By Peter Chawaga
Major bottled water provider Nestlé has come under scrutiny this month from some of the highest powers in the country for its controversial use of natural resources.
“U.S. House Democrats are seeking documents about Nestle Waters North America operations in Michigan and other states as part of a new Congressional oversight investigation launched this week into bottled water industry practices,” MLive reported. “The probe comes amid a growing environmental community pushback against the U.S. bottled water industry… In their 5-page letter, [U.S. Reps. Harley Rouda of California and Rashida Tlaib of Michigan] express concern about Nestle profiting from a public resource while nearby communities struggle with water use, access and quality.”
The representatives are seeking information about the company’s groundwater extraction, the revenue it accrues through the sale of bottled water, the amount it spends on advertising, its quality testing routines, and its use of plastic.
Though bottled water operations have drawn controversy around the country, Michigan and California are two states where constituents seem particularly unhappy with Nestlé.

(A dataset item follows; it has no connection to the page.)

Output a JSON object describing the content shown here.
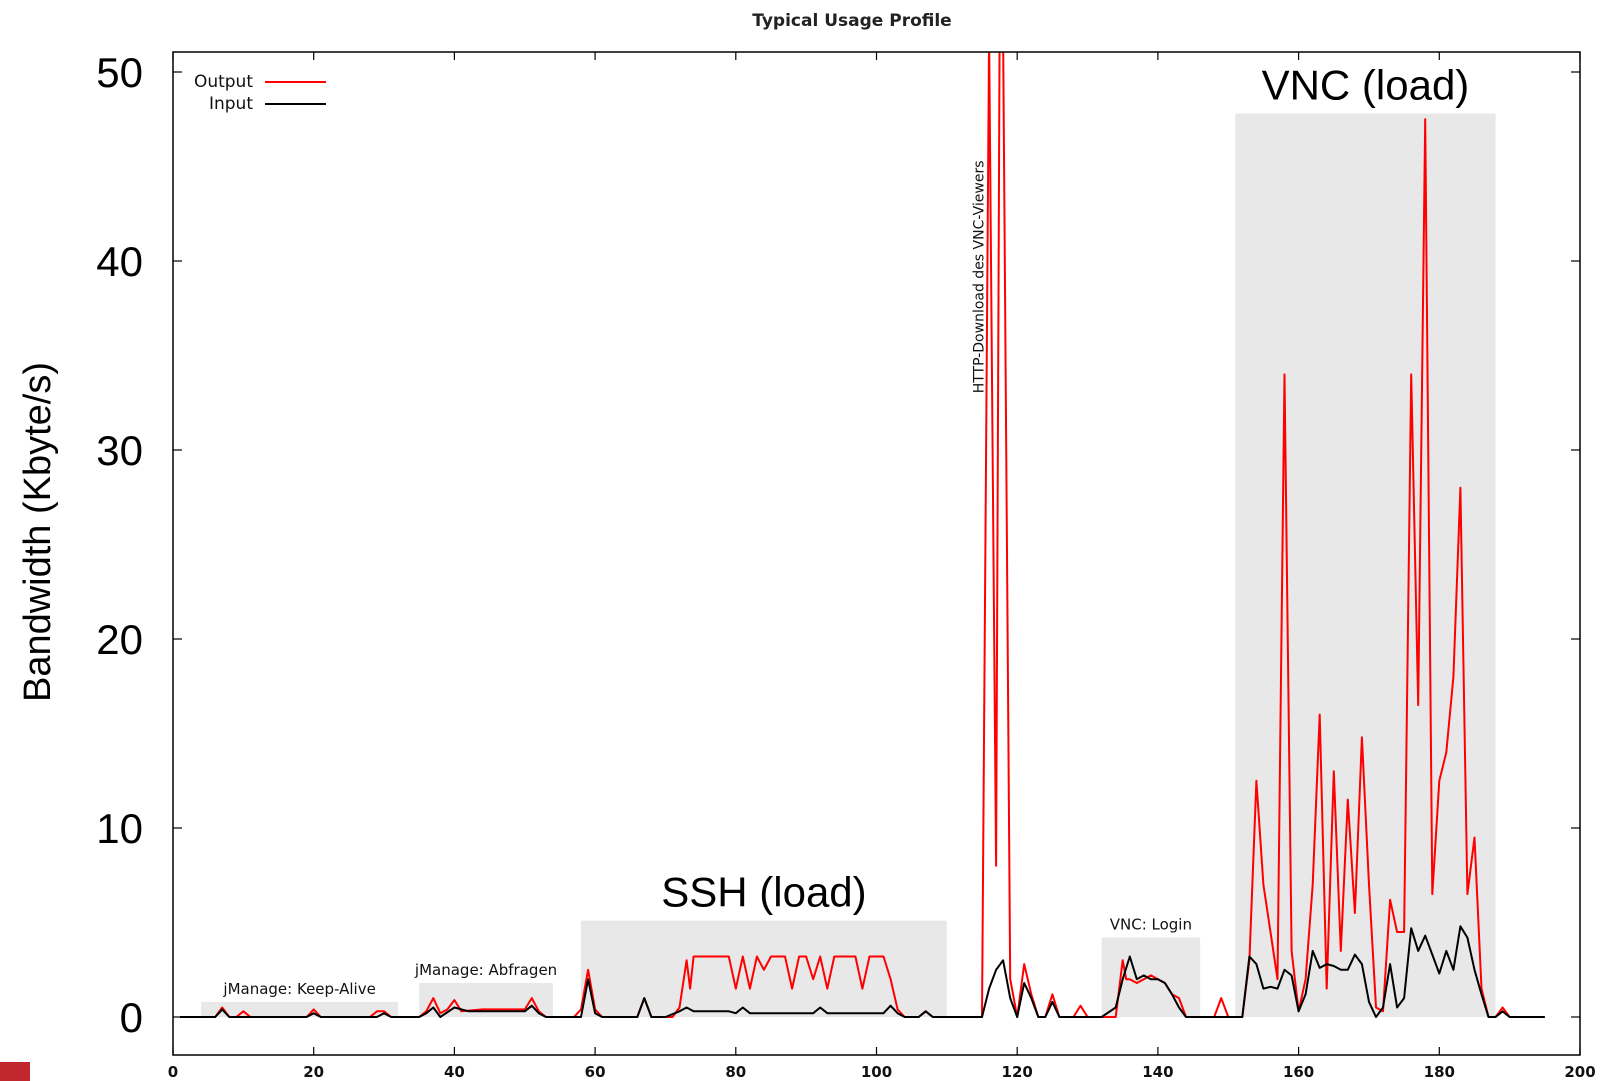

“When Flint, Michigan was in the midst of a lead contamination crisis, Nestlé continued to extract spring water from Michigan communities … for the purpose of selling water outside of the state,” according to the representative’s letter, per MLive. “In California, Nestlé has been criticized for extracting water for commercial purposes during periods of droughts when Californians were ordered to reduce their water use.”
Nestlé has also received pushback from advocates because its bottled water leads to the accumulation of plastic waste in landfills.
As of this writing, it’s unclear where this probe will lead or if lawmakers will uncover the kind of information that allows them to force Nestlé to change its practices. For its part, Nestlé argues that its presence is beneficial to the surrounding areas.
“Nestle said it support[s] communities where it operates,” MLive reported. “In March, it announced $2 million in grants to support conservation projects in Michigan’s Muskegon River watershed. The company has been trying to combat negative perceptions through social media efforts and blog posts that portray Nestle as a responsible environmental steward with minimal impact.”